Investigation finds that target for building on public land only measured ‘expected homes’ and not actual units built


An investigation by the National Audit Office has found the government failed to check whether developers actually built the 110,000 homes promised on public land sold to them in the last parliament.

The National Audit Office (NAO) said that the land sales, made to meet a Department for Communities and Local Government (DCLG) target of releasing land for 100,000 homes measured only measured a notional number of “expected homes”, and not actual homes built.

The NAO said it was unable to accurately estimate the number of homes actually built because information was never collected.

The report stated that there was no evidence to support the original creation of the 100,000-home target. “The NAO found no supporting documentation or economic evidence behind the target or how it was allocated to departments.

“Departments do not routinely monitor what happens to a site after disposal so there is no information on how many homes have been built on sold land.” The NAO also stated that the DCLG also included land for 15,740 homes which had already been disposed of as part of the new target.

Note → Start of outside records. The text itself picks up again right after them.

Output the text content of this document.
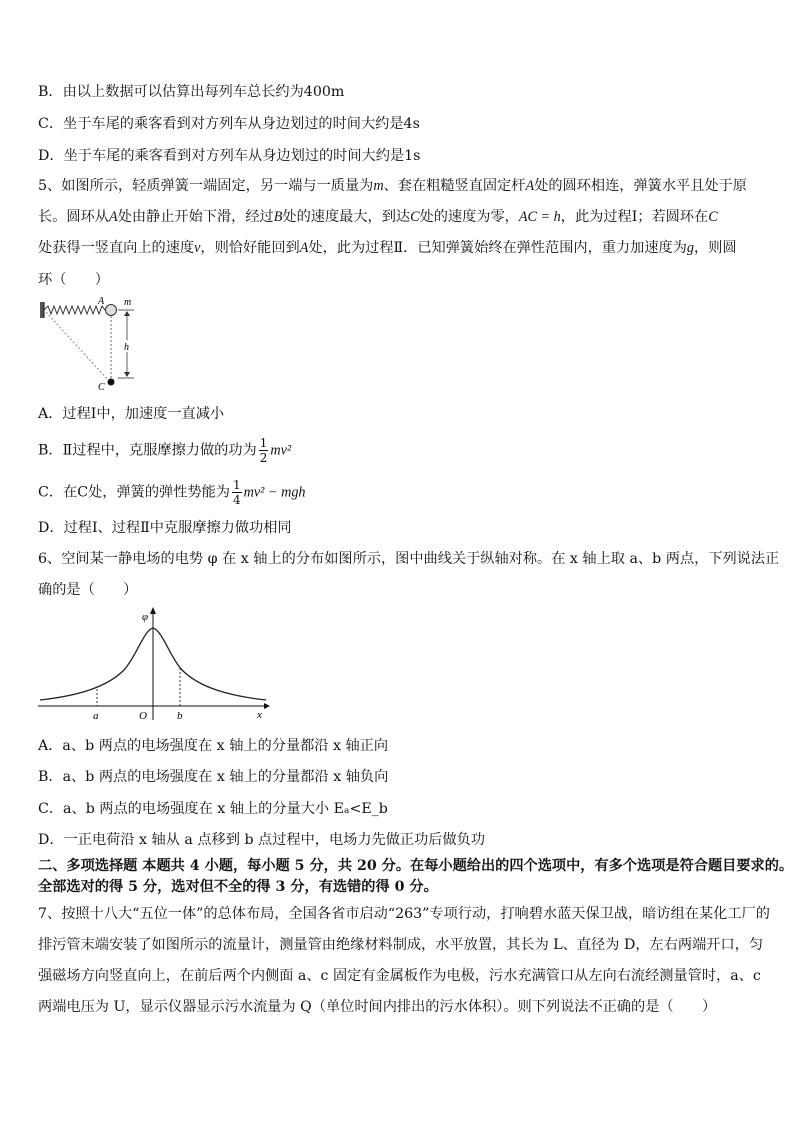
B．由以上数据可以估算出每列车总长约为400m
C．坐于车尾的乘客看到对方列车从身边划过的时间大约是4s
D．坐于车尾的乘客看到对方列车从身边划过的时间大约是1s
5、如图所示，轻质弹簧一端固定，另一端与一质量为m、套在粗糙竖直固定杆A处的圆环相连，弹簧水平且处于原
长。圆环从A处由静止开始下滑，经过B处的速度最大，到达C处的速度为零，AC = h，此为过程Ⅰ；若圆环在C
处获得一竖直向上的速度v，则恰好能回到A处，此为过程Ⅱ．已知弹簧始终在弹性范围内，重力加速度为g，则圆
环（　　）
A m
h
C
A．过程Ⅰ中，加速度一直减小
B．Ⅱ过程中，克服摩擦力做的功为 $\frac{1}{2} mv^2$
C．在C处，弹簧的弹性势能为 $\frac{1}{4} mv^2$ − mgh
D．过程Ⅰ、过程Ⅱ中克服摩擦力做功相同
6、空间某一静电场的电势 φ 在 x 轴上的分布如图所示，图中曲线关于纵轴对称。在 x 轴上取 a、b 两点，下列说法正
确的是（　　）
φ
O
a	b	x
A．a、b 两点的电场强度在 x 轴上的分量都沿 x 轴正向
B．a、b 两点的电场强度在 x 轴上的分量都沿 x 轴负向
C．a、b 两点的电场强度在 x 轴上的分量大小 Eₐ<E_b
D．一正电荷沿 x 轴从 a 点移到 b 点过程中，电场力先做正功后做负功
二、多项选择题 本题共 4 小题，每小题 5 分，共 20 分。在每小题给出的四个选项中，有多个选项是符合题目要求的。
全部选对的得 5 分，选对但不全的得 3 分，有选错的得 0 分。
7、按照十八大“五位一体”的总体布局，全国各省市启动“263”专项行动，打响碧水蓝天保卫战，暗访组在某化工厂的
排污管末端安装了如图所示的流量计，测量管由绝缘材料制成，水平放置，其长为 L、直径为 D，左右两端开口，匀
强磁场方向竖直向上，在前后两个内侧面 a、c 固定有金属板作为电极，污水充满管口从左向右流经测量管时，a、c
两端电压为 U，显示仪器显示污水流量为 Q（单位时间内排出的污水体积）。则下列说法不正确的是（　　）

The government also included land for 2,584 homes sold when it privatised Royal Mail and 8,199 homes from sale British Waterways, even if the sites were not actually developed.

In June 2011 then housing minister Grant Shapps announced that the coalition government would release public land to build 100,000 homes. The policy was part of the previous government’s plan to solve the housing crisis by freeing up public land for development.

Commenting on the report Jeremy Blackburn, RICS Head of Policy, said: “The NAO report has shown what was suspected by many. That releasing public land across so many departments and agencies would not be easy and wouldn’t result in the homes we needed, in the places people wanted to live.

“This is also disappointing news given the unambitious level of the target in the first place. 100,000 homes would not even represent half of single year’s need for new housing in Britain, let alone making any dent in the ten year shortage that remains outstanding.”

Labour’s shadow housing minister Emma Reynolds said: “Ministers have clearly made misleading claims regarding their progress on the release of public land.

“It is unbelievable that in order to meet their target for the release of public land for new homes, the Government has counted land that was released before the programme even started, including land sold under the last Labour Government going back to 1997. It also includes land belonging to the Royal Mail and British Waterways which may not even be developed.

“I am writing to the Secretary of State to demand a full explanation, including whether Ministers authorised the release of these figures. It is essential that Ministers provide answers if the public are to have trust in Government statements about its policies.”

The NAO recommended that the DCLG and the Homes and Communities Agency ‘share the lessons’ from the previous programme, and clarify how they intend to measure progress as well as monitor what happens to land after disposal.